How do you integrate #int 1/sqrt(x^2+2x)# by trigonometric substitution?

1 Answer
Feb 20, 2017

#ln|sqrt((x + 1)^2 - 1) + x + 1| + C#

Explanation:

Complete the square in the denominator (within the #sqrt#).

#int 1/sqrt(1(x^2 + 2x + 1 - 1))dx#

#int 1/sqrt(1(x^2 + 2x + 1) - 1)dx#

#int 1/sqrt((x + 1)^2 - 1)dx#

Let #u = x + 1#. Then #du = dx#.

#int 1/sqrt(u^2 - 1)du#

Now use the substitution #u = sectheta#. Then #du = secthetatanthetad theta#.

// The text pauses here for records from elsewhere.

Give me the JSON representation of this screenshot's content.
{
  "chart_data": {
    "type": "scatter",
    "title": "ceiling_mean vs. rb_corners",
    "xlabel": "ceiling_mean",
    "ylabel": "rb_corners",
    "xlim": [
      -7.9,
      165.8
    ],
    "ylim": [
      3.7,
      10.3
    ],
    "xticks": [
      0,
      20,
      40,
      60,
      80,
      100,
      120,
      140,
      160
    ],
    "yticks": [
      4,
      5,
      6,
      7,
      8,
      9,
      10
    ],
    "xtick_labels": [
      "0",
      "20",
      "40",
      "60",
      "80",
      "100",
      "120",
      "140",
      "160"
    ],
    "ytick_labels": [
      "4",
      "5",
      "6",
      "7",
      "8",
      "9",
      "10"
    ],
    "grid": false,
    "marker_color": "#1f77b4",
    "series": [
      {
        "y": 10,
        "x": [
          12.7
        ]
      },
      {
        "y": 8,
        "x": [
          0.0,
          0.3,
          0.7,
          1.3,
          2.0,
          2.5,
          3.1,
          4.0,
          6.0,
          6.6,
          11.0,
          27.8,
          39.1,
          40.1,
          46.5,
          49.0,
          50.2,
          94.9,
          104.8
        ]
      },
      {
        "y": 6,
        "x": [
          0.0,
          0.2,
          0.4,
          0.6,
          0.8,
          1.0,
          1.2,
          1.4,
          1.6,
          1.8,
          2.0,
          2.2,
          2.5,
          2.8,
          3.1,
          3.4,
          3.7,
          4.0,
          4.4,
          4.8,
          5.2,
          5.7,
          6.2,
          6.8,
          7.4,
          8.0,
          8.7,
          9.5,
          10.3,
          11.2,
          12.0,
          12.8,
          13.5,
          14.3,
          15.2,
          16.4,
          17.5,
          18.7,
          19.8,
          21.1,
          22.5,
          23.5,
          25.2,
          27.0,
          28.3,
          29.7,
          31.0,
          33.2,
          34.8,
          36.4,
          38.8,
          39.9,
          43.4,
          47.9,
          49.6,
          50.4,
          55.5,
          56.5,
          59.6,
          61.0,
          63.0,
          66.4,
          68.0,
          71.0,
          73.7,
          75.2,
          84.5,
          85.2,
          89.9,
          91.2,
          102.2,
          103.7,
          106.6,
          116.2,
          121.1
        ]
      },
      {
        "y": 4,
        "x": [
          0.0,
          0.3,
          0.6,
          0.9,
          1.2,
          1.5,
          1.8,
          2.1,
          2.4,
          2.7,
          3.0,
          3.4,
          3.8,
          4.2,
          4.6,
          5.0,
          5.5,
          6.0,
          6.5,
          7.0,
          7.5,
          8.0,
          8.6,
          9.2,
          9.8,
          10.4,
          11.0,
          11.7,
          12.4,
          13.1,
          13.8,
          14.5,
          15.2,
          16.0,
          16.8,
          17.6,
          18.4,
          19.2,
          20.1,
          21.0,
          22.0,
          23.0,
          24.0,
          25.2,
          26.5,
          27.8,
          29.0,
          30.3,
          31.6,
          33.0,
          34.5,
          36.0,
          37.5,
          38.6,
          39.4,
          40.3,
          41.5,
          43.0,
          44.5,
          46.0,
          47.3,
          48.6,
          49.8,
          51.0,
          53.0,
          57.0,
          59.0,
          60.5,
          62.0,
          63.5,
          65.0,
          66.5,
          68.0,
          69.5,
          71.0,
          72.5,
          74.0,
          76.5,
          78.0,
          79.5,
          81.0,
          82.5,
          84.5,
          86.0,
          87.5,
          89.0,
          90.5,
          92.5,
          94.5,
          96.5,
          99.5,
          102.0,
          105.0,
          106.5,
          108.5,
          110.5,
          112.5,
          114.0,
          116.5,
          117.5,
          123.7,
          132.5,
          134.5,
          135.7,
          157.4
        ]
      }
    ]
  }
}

#int 1/sqrt(sec^2theta - 1) secthetatantheta d theta#

#int 1/sqrt(tan^2theta) secthetatantheta d theta#

#int 1/tantheta secthetatantheta d theta#

#int sectheta d theta#

This is a known integral that can be derived here

#ln|sectheta + tantheta| + C#

Obviously it's not good enough to stay in #theta#; we have to return to #x#. From our initial substitution, #u/1 = sectheta#. This means that the side opposite #theta# measures #sqrt(u^2 - 1)#. This also means that #tantheta = sqrt(u^2 - 1)/1 = sqrt(u^2 - 1)#.

#ln|sqrt(u^2 - 1) + u| + C#

We have one more substitution to reverse.

#ln|sqrt((x + 1)^2 - 1) + x + 1| + C#

Hopefully this helps!